Il convient donc de confirmer la décision du Bâtonnier en ce qu'elle a fixé à la somme de 2 000 € HT (deux mille euros hors taxes) le montant total des honoraires dus à Maître [P] [U] par Monsieur [H] [C], sous déduction de la somme réglée à hauteur de 7 000 euros HT, laissant apparaître un trop-perçu de 5 000 euros HT dont il est dû la restitution et condamné en conséquence Maître [P] [U] à verser à Monsieur [H] [C] la somme de 5 000 euros HT avec intérêts au taux légal à compter de la date de saisine du Bâtonnier, outre la TVA au taux de 20 % ainsi que les frais d'huissier de justice en cas de signification de la présente décision
Sur les autres demandes :
Il n'entre pas dans l'office de notre juridiction d'ordonner une restitution de pièces, étant précisé en outre que la demande n'est assortie d'aucune information sur la nature des pièces en cause ni sur les dates de remise de pièces à l'une ou l'autre des parties dont chacune des parties se prévaut.
M. [C] n'apporte aucun élément de preuve au soutien de sa demande de dommages-et-intérêts qui permette à la cour d'en apprécier le bien-fondé.

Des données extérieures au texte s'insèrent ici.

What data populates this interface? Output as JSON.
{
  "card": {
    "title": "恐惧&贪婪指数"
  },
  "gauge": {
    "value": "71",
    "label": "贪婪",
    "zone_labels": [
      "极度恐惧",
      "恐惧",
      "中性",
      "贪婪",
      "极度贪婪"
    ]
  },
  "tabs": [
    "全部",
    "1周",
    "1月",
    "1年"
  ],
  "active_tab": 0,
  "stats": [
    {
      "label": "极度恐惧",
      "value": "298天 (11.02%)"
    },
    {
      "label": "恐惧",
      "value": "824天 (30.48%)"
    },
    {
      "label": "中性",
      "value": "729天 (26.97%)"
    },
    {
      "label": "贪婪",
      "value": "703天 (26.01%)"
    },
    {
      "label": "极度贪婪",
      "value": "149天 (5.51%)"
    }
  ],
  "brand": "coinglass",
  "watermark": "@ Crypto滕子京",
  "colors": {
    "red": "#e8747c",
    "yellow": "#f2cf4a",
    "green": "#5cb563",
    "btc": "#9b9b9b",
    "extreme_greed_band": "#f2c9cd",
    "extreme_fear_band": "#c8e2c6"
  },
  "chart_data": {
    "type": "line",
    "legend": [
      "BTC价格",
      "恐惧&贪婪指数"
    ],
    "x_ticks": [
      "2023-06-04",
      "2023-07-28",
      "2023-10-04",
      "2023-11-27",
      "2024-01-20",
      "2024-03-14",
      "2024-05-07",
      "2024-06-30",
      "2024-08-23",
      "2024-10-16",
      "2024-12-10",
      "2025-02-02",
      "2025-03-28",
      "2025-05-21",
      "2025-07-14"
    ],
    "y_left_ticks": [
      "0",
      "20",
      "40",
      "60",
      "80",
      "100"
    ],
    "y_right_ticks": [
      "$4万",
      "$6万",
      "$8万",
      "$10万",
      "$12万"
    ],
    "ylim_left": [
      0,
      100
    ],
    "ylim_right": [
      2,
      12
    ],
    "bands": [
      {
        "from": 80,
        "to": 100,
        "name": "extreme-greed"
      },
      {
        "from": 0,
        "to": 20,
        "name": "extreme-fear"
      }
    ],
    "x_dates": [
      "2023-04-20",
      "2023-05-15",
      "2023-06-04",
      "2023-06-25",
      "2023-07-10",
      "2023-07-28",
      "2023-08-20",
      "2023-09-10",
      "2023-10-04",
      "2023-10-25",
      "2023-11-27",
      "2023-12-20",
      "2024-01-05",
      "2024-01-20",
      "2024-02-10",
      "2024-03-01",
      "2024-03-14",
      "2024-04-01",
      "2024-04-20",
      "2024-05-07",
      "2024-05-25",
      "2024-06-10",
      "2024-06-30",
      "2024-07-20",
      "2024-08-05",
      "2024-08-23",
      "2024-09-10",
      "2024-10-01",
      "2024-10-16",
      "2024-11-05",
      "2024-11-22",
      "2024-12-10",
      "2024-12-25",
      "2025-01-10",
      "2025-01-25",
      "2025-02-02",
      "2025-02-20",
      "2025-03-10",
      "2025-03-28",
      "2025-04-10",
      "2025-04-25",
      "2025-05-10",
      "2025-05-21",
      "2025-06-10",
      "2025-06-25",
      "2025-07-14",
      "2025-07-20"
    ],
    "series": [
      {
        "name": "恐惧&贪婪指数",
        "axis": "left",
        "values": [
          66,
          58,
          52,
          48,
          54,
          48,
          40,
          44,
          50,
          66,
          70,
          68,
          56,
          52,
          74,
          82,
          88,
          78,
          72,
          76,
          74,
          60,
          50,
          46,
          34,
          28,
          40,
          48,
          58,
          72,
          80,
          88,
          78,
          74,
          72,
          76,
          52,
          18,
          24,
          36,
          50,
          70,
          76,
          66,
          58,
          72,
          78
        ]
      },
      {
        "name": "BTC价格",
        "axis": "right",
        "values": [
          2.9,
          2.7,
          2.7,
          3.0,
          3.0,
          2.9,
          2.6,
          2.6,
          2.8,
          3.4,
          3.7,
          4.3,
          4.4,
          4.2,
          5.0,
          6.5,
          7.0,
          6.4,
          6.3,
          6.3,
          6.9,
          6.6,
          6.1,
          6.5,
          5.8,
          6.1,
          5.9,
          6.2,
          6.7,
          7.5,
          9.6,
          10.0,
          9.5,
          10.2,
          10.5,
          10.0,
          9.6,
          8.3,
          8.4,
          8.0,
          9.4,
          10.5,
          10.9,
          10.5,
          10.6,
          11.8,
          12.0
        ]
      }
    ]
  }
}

La demande sera donc rejetée.
Les parties n'ont présenté aucune demande sur le fondement de l'article 700 du code de procédure civile.
PAR CES MOTIFS
Statuant en dernier ressort, par décision contradictoire et par mise à disposition au Greffe,
Rejette la demande de radiation ;
Infirme la décision du Bâtonnier ;
Fixe à la somme de 2 000 € HT (deux mille euros hors taxes) le montant total des honoraires dus à Maître [P] [U] par Monsieur [H] [C], sous déduction de la somme réglée à hauteur de 7 000 euros HT, laissant apparaître un trop-perçu de 5 000 euros HT dont il est dû la restitution.
Condamne en conséquence Maître [P] [U] à verser à Monsieur [H] [C] la somme de 5 000 euros HT avec intérêts au taux légal à compter de la date de la saisine effective du Bâtonnier, soit le 29 mai 2020, outre la TVA au taux de 20 % ainsi que les frais d'huissier de justice en cas de signification de la présente décision.
Rejette les autres demandes.
Laisse les dépens à la charge de Me [U]
Dit qu'en application de l'article 177 du décret n° 91-1197 du 27 novembre 1991, la décision sera notifiée aux parties par le greffe de la cour suivant lettre recommandée avec accusé de réception.